LPEA gets its 5 percent of locally produced power by buying the production from a small hydroelectric plant at Lemon Reservoir, the waste heat recovered from Williams’ natural-gas operations and the excess energy produced by solar photovoltaic systems.
The Tri-State portfolio shows 19 percent of its energy comes from clean sources such as hydro, solar, wind and natural gas. Sixty percent is from coal, and the other 21 percent of purchased power contains some coal.
The LPEA board has set a goal for locally generated power of 20 percent by 2020, Schwantes said.
Among the bright spots Schwantes highlighted in the alternative-energy outlook:
The continuing effort of a Pagosa Springs entrepreneur to burn biomass from forest waste to produce electricity.
The growing number of households and businesses installing solar arrays connected to the LPEA grid to cut their electric bill or perhaps sell their surplus to the cooperative.
The community solar garden project approved by the LPEA board in September. Small users and people who can’t accommodate a roof-top system or have a poor home orientation can join forces to install a solar garden project.

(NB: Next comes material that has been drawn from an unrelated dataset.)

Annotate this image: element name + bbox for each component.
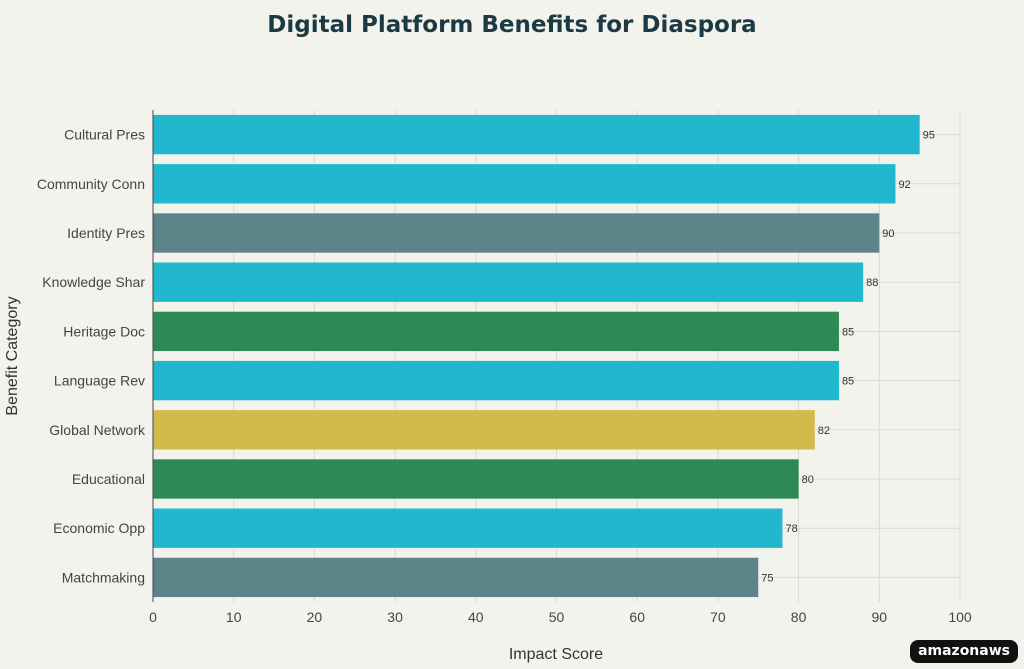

Two interested parties already are considering creating a solar garden in their midst. They are Heartwood, a 24-unit communal-living group near Bayfield, and Twin Buttes, a subdivision with a potential of as many as 600 units west of Durango.
A coalition of solar-energy proponents, formed as Solarize La Plata, has started a campaign to bring solar arrays to 100 houses in La Plata County.
Participants would get hardware at a cut rate, bargain financing and free technical help. Organized by the Four Corners Office for Resource Efficiency, the project is based on one developed by the National Renewable Energy Laboratory and the city of Portland, Ore., and chosen as a model by the U.S. Department of Energy.